On the one hand was Neeraj Ghaywan’s indie-spirited Homebound, backed by a mainstream studio, Karan Johar’s Dharma Productions, featuring young Bollywood stars like Ishaan Khatter, Jahnavi Kapoor and Vishal Jethwa in the lead roles with Hollywood legend Martin Scorsese boarding it as Executive Producer. On the other was the immortal Indian icon, late Satyajit Ray, with his eighth film in Cannes—the restored Arnayer Din Ratri (Days and Nights in the Forest, 1970) in the Cannes Classics segment.
Tucked away in the middle of these biggies was a small student film in the La CineF section that highlights short and medium-length films made by students from leading film schools worldwide. Called A Doll Made Up of Clay, it has been produced by Sahil Ingle and directed by Kokob Gebrehaweria Tesfay, both students of Satyajit Ray Film and Television Institute of India, Kolkata. What’s more, it was made at zero budget as an academic project for the “Producing for Film and Television” department of the Post Graduate Programme in Cinema.
“The challenge is to mobilise manpower and resources both from within the institute and outside to make the film with barely any monetary support,” said Ingle, who was at Cannes with some members of the film’s team. “It was an amazing learning experience. We get to learn the value of time and resources,” he added, about the unique exercise and a one-of-its-kind department.
About Oluwaseyi (Ibrahim Ahmed), a Nigerian footballer who comes to India to make a career in the game, only to find his dreams getting shattered on suffering an incurable leg injury, the 24-minute abstract, experimental film deals with the metaphorical journey back to his roots to seek hope, health and healing in ancient rituals.
Parallel to it are his Indian associations—his source of comfort away from loneliness, discrimination and privation, Geeta (Geeta Doshi, one of the professional actors in the film who worked gratis) with her own inner demons—and the several brushes with Indian culture, spirituality and music, especially with an old maker of Durga idols.
The themes of origin and lineage; displacement and loss; identity and belonging; reconnection, rehabilitation and continuities; camaraderie, fellowship and, above all, a place called home coalesce in the form of the clay statues of Durga.
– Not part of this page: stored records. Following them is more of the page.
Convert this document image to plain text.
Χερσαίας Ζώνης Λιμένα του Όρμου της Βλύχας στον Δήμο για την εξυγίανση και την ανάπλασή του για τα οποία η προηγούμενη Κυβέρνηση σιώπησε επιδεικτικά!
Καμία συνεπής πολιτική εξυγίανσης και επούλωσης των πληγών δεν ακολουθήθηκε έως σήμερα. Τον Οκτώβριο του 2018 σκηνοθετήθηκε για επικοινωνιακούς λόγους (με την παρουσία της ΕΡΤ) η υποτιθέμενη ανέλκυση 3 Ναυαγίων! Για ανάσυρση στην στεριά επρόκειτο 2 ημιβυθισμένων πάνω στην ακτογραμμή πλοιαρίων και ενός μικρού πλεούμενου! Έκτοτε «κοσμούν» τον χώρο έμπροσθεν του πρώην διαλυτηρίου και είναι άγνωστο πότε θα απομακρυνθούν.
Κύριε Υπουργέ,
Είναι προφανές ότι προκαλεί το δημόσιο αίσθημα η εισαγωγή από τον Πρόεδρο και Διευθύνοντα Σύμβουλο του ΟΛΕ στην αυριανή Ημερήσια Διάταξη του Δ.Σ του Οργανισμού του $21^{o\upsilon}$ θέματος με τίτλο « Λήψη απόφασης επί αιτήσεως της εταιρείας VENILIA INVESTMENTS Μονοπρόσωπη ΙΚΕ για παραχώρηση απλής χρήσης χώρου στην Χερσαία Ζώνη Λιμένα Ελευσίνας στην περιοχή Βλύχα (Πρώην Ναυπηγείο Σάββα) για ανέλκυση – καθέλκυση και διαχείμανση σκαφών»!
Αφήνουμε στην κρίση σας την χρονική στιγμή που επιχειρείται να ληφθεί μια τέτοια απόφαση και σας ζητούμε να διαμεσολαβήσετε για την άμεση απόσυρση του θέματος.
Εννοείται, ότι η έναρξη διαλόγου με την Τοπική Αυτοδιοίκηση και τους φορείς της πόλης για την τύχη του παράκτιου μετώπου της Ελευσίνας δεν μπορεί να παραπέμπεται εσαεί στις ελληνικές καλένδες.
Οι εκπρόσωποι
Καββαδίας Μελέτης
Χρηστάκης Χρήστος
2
The holy clay is like a spiritual key, as Gebrehaweria Tesfay marries African myths and fables with Hindu imagery. Whispering, and the efforts of Oluwaseyi to hear those murmurs, run through the entire film, underscoring the oral storytelling tradition of Ethiopia that’d find an echo in India as well. The soundtrack uses popular music—“Naa jeo naa”, the Bengali version of Shailendra-Salil Chowdhary-Lata Mangeshkar song “O Sajna” from Bimal Roy’s Parakh (1960) or “Sangi je ke”, the Bengali rendition of “Lag jaa gale”, the Raja Mehdi Ali Khan-Madan Mohan-Lata Mangeshkar song from Raj Khosla’s Woh Kaun Thi? (1964).
No wonder the film is unique in platforming cultural diversity not just when it comes to India, but for being an extraordinary international creative collaboration that helps consolidate and highlight SRFTI as a global centre for cinema studies.
The diversity is in a mix of the West African Yoruba and Bengali languages. The film’s protagonist is Nigerian—Ahmed is a footballer-turned-non-professional actor in real life on whom writer-director Gebrehaweria Tesfay had made a documentary earlier. Tesfay himself is an Ethiopian student under the ICCR (Indian Council for Cultural Relations) African Scholarship and the editor, Haru/Mahmud Abu Naser, is from Bangladesh.
When it comes to the Indian team, producer Ingle is from Akola, Maharashtra, the executive producer Uma Kumari hails from Rewari in Haryana, music director Himangshu Saikia comes from Assam, cinematographer Vinod Kumar is from Punjab and sound recording, design and mix is credited to Soham Pal from West Bengal.
Talking of short films and a global platform, the only other short from South Asia to feature in the Cannes official selection has been from our neighbour Bangladesh. A Bangladesh-Philippines co-production, Adnan Al Rajeev’s Ali, about a teenager’s unique protest against ban on singing, hasn’t just been the first film from the country to have been selected in the shorts competition but it also bagged a special mention in the category.
Meanwhile, the independent sidebar, Quinzaine des cineastes aka Directors’ Fortnight, featured an avant garde Pakistani short, Karmash, by Pakistani visual artist, writer and filmmaker Aleem Bukhari. A rare Pakistani genre indie that one has come to see, it’s about the last heir of the Karmash tribe, played by Irfan Noor K with a feral intensity, and his peregrination in the city. His physical wandering parallels the inner journey of the mind, back to the past—to his memories, ancestry, inheritances and identity. The city, reduced to a wasteland and rubble, seemingly reflects his own breakdown and the fragmented narrative evokes his fractured being. But is he truly a freak or are we being made to see him as the grotesque “other”? Who is sane and who is the scavenger? Is he the one degenerating or is it the world around him that’s in decay? Bukhari calls his surreal indie, a “subliminal political allegory”. “I intended to capture the subject of repressed identity and persecution of minorities,” he writes in the director’s note. An urgent portrait of the trauma of the oppressed, that packs in several layers of meaning in its monochromatic images.